Sometimes, concerning autism, it is difficult to make and keep friendships, especially concerning the ABSOLUTELY FALSE idea that autistics like me don’t want any friends. LIES! FABRICATIONS! SIMPLY NOT TRUE! (Okay, spazz out done for the day.) Due to the difficulty of social interaction and communication, the pain and loss of loneliness is felt much more keenly to me. We are social animals, no matter how much we seem not to be. We are not cats, people. We are not loners or islands. We are the extremely social elephant. (Did you know elephants recognize each other from previous clans they were in?) We are birds and wolves. We form tribes to survive. We autistics want to be in the tribe, though we have no idea how to cultivate that necessary relationship. (I swear the neurotypical learns relationships by osmosis-practically out of the womb.) Saying the autistic does not want relationship is like saying the dyslexic does not want to read. Relationships are hard for me, though I still want one or two outside my mother.

And that’s the problem.

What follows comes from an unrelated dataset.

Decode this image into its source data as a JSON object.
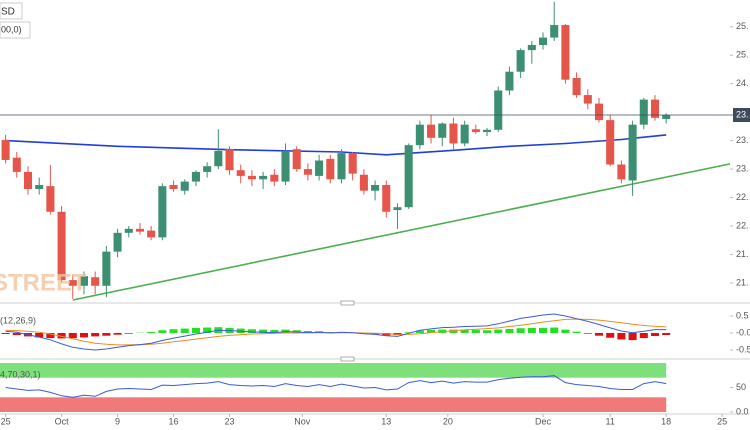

People think that a relationship will cure what ails you, especially a heterosexual marriage, for the woman. Romance is touted as a cure-all to women, teaching us to focus all our identity and our energy on getting and keeping men. Whether it’s nature, nurture or too much mainstream media, women fall into the trap that focusing on getting and keeping men is the way to meet all your needs. But what if the man cannot stay, I don’t know, faithful, loyal, or even raises his hands in violence towards you? How is a woman supposed to have her needs met with such opposition?

The answer is not in cultivating relationships with whomever, looking outside to fill your cup. The key is looking inside toward building relationships with yourself and your God. I can hear those of you who don’t believe in God groaning even as this comes to fruition, but it really is the answer. The God or Universe you believe in is the key to filling your cup. Let’s face it, humans are human. They have clay feet, wandering minds and a inability to actually know what you need. They cannot meet your need to connect spiritually. You need someone who can be there all the time, and I believe God can do that through the Holy Spirit. So instead of looking outside for your love and comfort, look in-or look up.